Returned to Academy and reported to President who thanks to grapevine knew about our visit already.
No cutchery day. Mother turned 70 and there was dinner at Gymkhana for a few family members. More food. Tottered home at 11.00 pm. Tomorrow hopefully should see more music and less food. Have done nothing for the Tyagaraja talk. Worse, not made up my mind on what to wear.
How can a lec-dem become a dem-dem? Saw it this morning at Academy. Perhaps because there was a lot of “lok-lok” coughing among the audience thanks to bad throats and congested chests.
The story of how some lecdems were more heat and dust than music
This was the subject on which Sumitra Vasudev presented this morning.
The Sangita Ratnakara (SR) she said, speaks of the gamaka as a movement involving several notes as opposed to just one as is understood nowadays. The Sangita Samaya Sara (SSS) of Parhsvadeva of the 13th century speaks of gamaka from the context of conveying or revealing the svarupa. It shows the subtle tones that come in when singing on a particular note. These concepts are accepted even today and it is remarkable that what was thought of in the 13th century applies even now.
There is a reference to gamakas in the Brhaddesi of Mathanga (7th century AD) and this can be taken to be the earliest reference. The Sangita Makaranda of Narada (11th century) speaks of 19 types of gamakas. The work also splits ragas into 3 categories – muktanga kampita (permitting extensive oscillation), arhda kampita (moderate) and kampita vihina (not permitted)
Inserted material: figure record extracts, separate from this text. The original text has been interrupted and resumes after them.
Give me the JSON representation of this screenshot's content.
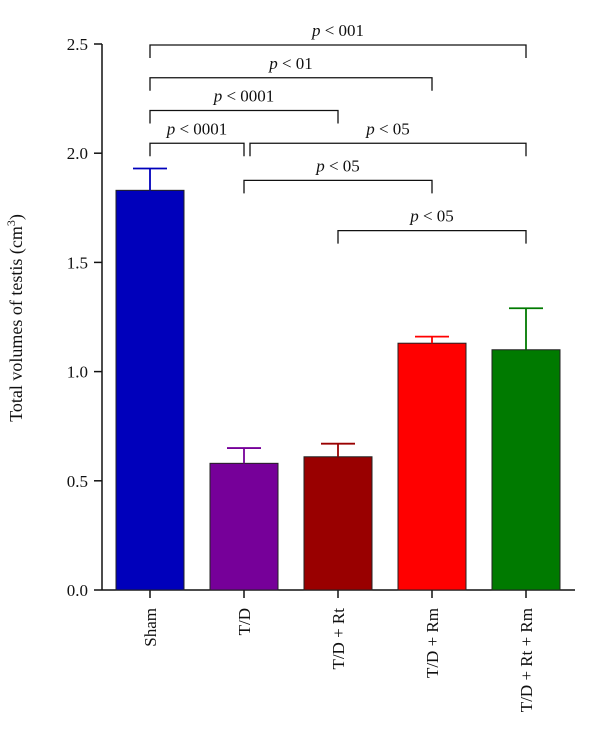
{
  "chart_data": {
    "type": "bar",
    "title": "",
    "xlabel": "",
    "ylabel": "Total volumes of testis (cm",
    "ylabel_sup": "3",
    "ylabel_close": ")",
    "ylim": [
      0,
      2.5
    ],
    "yticks": [
      0.0,
      0.5,
      1.0,
      1.5,
      2.0,
      2.5
    ],
    "ytick_labels": [
      "0.0",
      "0.5",
      "1.0",
      "1.5",
      "2.0",
      "2.5"
    ],
    "grid": false,
    "categories": [
      "Sham",
      "T/D",
      "T/D + Rt",
      "T/D + Rm",
      "T/D + Rt + Rm"
    ],
    "values": [
      1.83,
      0.58,
      0.61,
      1.13,
      1.1
    ],
    "errors": [
      0.1,
      0.07,
      0.06,
      0.03,
      0.19
    ],
    "colors": [
      "#0000bb",
      "#760099",
      "#990000",
      "#ff0000",
      "#007a00"
    ],
    "significance": [
      {
        "from": 0,
        "to": 4,
        "p": "p",
        "text": " < 001",
        "level": 2.5
      },
      {
        "from": 0,
        "to": 3,
        "p": "p",
        "text": " < 01",
        "level": 2.35
      },
      {
        "from": 0,
        "to": 2,
        "p": "p",
        "text": " < 0001",
        "level": 2.2
      },
      {
        "from": 0,
        "to": 1,
        "p": "p",
        "text": " < 0001",
        "level": 2.05
      },
      {
        "from": 1,
        "to": 4,
        "p": "p",
        "text": " < 05",
        "level": 2.05
      },
      {
        "from": 1,
        "to": 3,
        "p": "p",
        "text": " < 05",
        "level": 1.88
      },
      {
        "from": 2,
        "to": 4,
        "p": "p",
        "text": " < 05",
        "level": 1.65
      }
    ]
  }
}
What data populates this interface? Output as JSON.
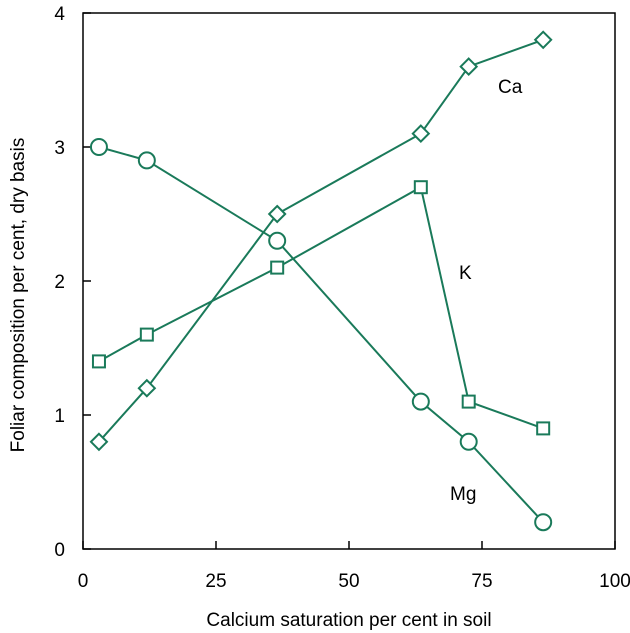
{
  "chart_data": {
    "type": "line",
    "title": "",
    "xlabel": "Calcium saturation per cent in soil",
    "ylabel": "Foliar composition per cent, dry basis",
    "xlim": [
      0,
      100
    ],
    "ylim": [
      0,
      4
    ],
    "xticks": [
      0,
      25,
      50,
      75,
      100
    ],
    "yticks": [
      0,
      1,
      2,
      3,
      4
    ],
    "xtick_labels": [
      "0",
      "25",
      "50",
      "75",
      "100"
    ],
    "ytick_labels": [
      "0",
      "1",
      "2",
      "3",
      "4"
    ],
    "grid": false,
    "line_color": "#1a7a5a",
    "series": [
      {
        "name": "Ca",
        "marker": "diamond",
        "x": [
          3,
          12,
          36.5,
          63.5,
          72.5,
          86.5
        ],
        "y": [
          0.8,
          1.2,
          2.5,
          3.1,
          3.6,
          3.8
        ]
      },
      {
        "name": "K",
        "marker": "square",
        "x": [
          3,
          12,
          36.5,
          63.5,
          72.5,
          86.5
        ],
        "y": [
          1.4,
          1.6,
          2.1,
          2.7,
          1.1,
          0.9
        ]
      },
      {
        "name": "Mg",
        "marker": "circle",
        "x": [
          3,
          12,
          36.5,
          63.5,
          72.5,
          86.5
        ],
        "y": [
          3.0,
          2.9,
          2.3,
          1.1,
          0.8,
          0.2
        ]
      }
    ]
  }
}
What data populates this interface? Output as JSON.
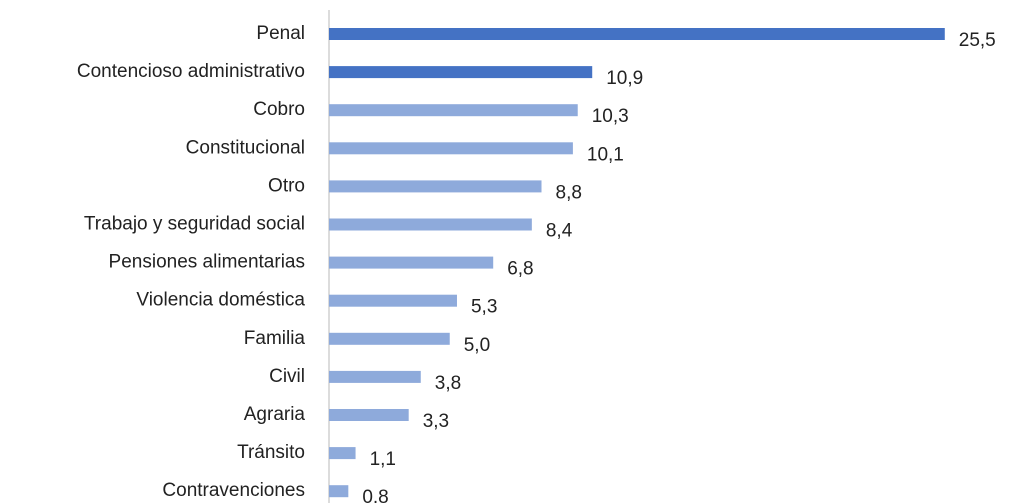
{
  "chart_data": {
    "type": "barh",
    "categories": [
      "Penal",
      "Contencioso administrativo",
      "Cobro",
      "Constitucional",
      "Otro",
      "Trabajo y seguridad social",
      "Pensiones alimentarias",
      "Violencia doméstica",
      "Familia",
      "Civil",
      "Agraria",
      "Tránsito",
      "Contravenciones"
    ],
    "values": [
      25.5,
      10.9,
      10.3,
      10.1,
      8.8,
      8.4,
      6.8,
      5.3,
      5.0,
      3.8,
      3.3,
      1.1,
      0.8
    ],
    "value_labels": [
      "25,5",
      "10,9",
      "10,3",
      "10,1",
      "8,8",
      "8,4",
      "6,8",
      "5,3",
      "5,0",
      "3,8",
      "3,3",
      "1,1",
      "0,8"
    ],
    "colors": [
      "#4472c4",
      "#4472c4",
      "#8eaadb",
      "#8eaadb",
      "#8eaadb",
      "#8eaadb",
      "#8eaadb",
      "#8eaadb",
      "#8eaadb",
      "#8eaadb",
      "#8eaadb",
      "#8eaadb",
      "#8eaadb"
    ],
    "xlim": [
      0,
      27
    ]
  }
}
The SR says that there are 15 types of gamakas and this is a classification that is broadly accepted even now. However Sarngadeva defines the gamaka to be just a part of the practical aspects of music. Thus gamakas are dealt with by him in the SR neither in the ragadhyaya or the svaradhyaya but in the prakirnakadhyaya.
In the 17th century, Venkatamakhin in his Chaturdandi Prakasika deals with gamakas. He accepts the definitions of the SR and the SSS and states that there are 15 types though his classification makes a few changes. He says that gamakas are an aspect of the svara. His contemporary, Somanatha in his Raga Vibodha includes gamakas under techniques of playing and deals with the dholanam (earlier sphuritam) only. He classifies gamaka as a vadanabhida (variety in playing) and also states that the gamaka is a nadamaya or that which manifests.
There are a few subsequent works which are not well known which also deal with gamakas. But it is the early 20th century Sangita Sampradaya Pradarsini which is the most exhaustive. Here the gamaka becomes a thread that binds all factors together – raga, svara, phrases and the manifestation of a raga is only through the gamaka. The author Subbarama Dikshitar states that nobody would sing without gamaka. He also states that several ragas may have the same arrangement of notes and it is only through the gamaka that their individuality is established. Each raga is described in this work in terms of the gamakas in it. Several types of gamakas as illustrated in the SSP were demonstrated by the speaker.
She concluded by stating that while it is mandatory now to define a raga by its gamakas, it is also interesting that a final picture of a raga can emerge only by the elimination of what is unsuitable. (A neti neti doctrine?)